I’d agree that CV and DM are some of the biggest drivers in health care costs, but these things develop over *years*, not over months. The incentive isn’t there for someone to eat healthy or exercise more, because for CV and DM risks, they probably don’t see any direct financial benefits immediately.
Well, without going on a deep reference search for evidence during Xmas vacation, let me see if I can throw out a couple of anecdotal points. First, I do know from some recent clinical trials that roughly 60% of all Coronary Artery Bypass Graft (CABG) patients are current or former smokers. Another 30%-40% of CABG patient have DM, either separately or concomittantly. There are about 250,000 or so of these surgeries conducted in the U.S. every year, at very high cost, and almost all of them are covered by Medicare. Or in other words, older people who did not take care of themselves. Although I don’t have as good of a command of the statistics in Stents, I’d be willing to bet you’d find a similar pattern.
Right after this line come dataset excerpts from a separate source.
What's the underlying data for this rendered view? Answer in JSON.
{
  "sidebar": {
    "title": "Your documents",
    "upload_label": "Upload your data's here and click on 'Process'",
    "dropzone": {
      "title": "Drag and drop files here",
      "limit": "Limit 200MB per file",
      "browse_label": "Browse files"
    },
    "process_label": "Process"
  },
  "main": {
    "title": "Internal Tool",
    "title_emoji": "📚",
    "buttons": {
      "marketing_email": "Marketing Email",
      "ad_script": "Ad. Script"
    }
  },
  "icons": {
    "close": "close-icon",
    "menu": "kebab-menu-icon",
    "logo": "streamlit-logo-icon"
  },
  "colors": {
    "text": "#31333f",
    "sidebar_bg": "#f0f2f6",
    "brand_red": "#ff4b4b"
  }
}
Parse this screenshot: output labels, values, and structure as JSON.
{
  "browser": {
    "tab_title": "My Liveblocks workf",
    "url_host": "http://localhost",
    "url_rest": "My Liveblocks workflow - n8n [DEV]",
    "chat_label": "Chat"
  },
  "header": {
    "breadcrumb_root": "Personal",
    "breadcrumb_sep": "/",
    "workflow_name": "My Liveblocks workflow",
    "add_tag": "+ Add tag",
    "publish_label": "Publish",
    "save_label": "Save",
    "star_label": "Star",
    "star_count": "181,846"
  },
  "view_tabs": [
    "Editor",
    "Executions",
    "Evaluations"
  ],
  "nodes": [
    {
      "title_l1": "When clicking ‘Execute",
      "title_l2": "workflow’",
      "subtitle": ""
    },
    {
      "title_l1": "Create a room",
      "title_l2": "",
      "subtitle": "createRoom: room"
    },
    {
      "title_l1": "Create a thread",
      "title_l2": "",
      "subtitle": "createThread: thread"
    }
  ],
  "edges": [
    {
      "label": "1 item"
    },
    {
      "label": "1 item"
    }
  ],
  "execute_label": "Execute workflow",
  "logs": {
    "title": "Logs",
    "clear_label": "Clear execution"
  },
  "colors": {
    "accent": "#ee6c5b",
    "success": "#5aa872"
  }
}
And there are a lot more stents going in then CABG surgeries.
You don’t have to just focus on the sick, though. I work with someone who has 7 children. Really. He’s a wonderful person, his kids are fantastic. They also consume dramatically more healthcare than my family does, yet I know from my plan information we pay exactly the same premium. I subsidize the choice he has made to have many children. I don’t want to restrict that choice; it’s his to make. But it should not be mine to pay for.
I will not argue CDHC is perfect, but our current system is unsustainable and irretrievably flawed. It will collapse under its own weight if not changed. I also do not believe people are incapable of making good choices regarding their own healthcare. Healthcare is a product, nothing more. People consume complex and expensive products all the time and while individuals do make mistakes, the public at large is consistently a smart consumer that is capable of weighing multiple options and allocating their resources well. I do not believe the current system of 3rd party intermediaries – government or insurance – are. Once the lack of transparency caused by these intermediaries are removed, and people can directly understand the costs of their decisions, I think we will be in a much better place, short and long term.
Healthcare is a product, nothing more.
I guess we’ll probably never resolve this point.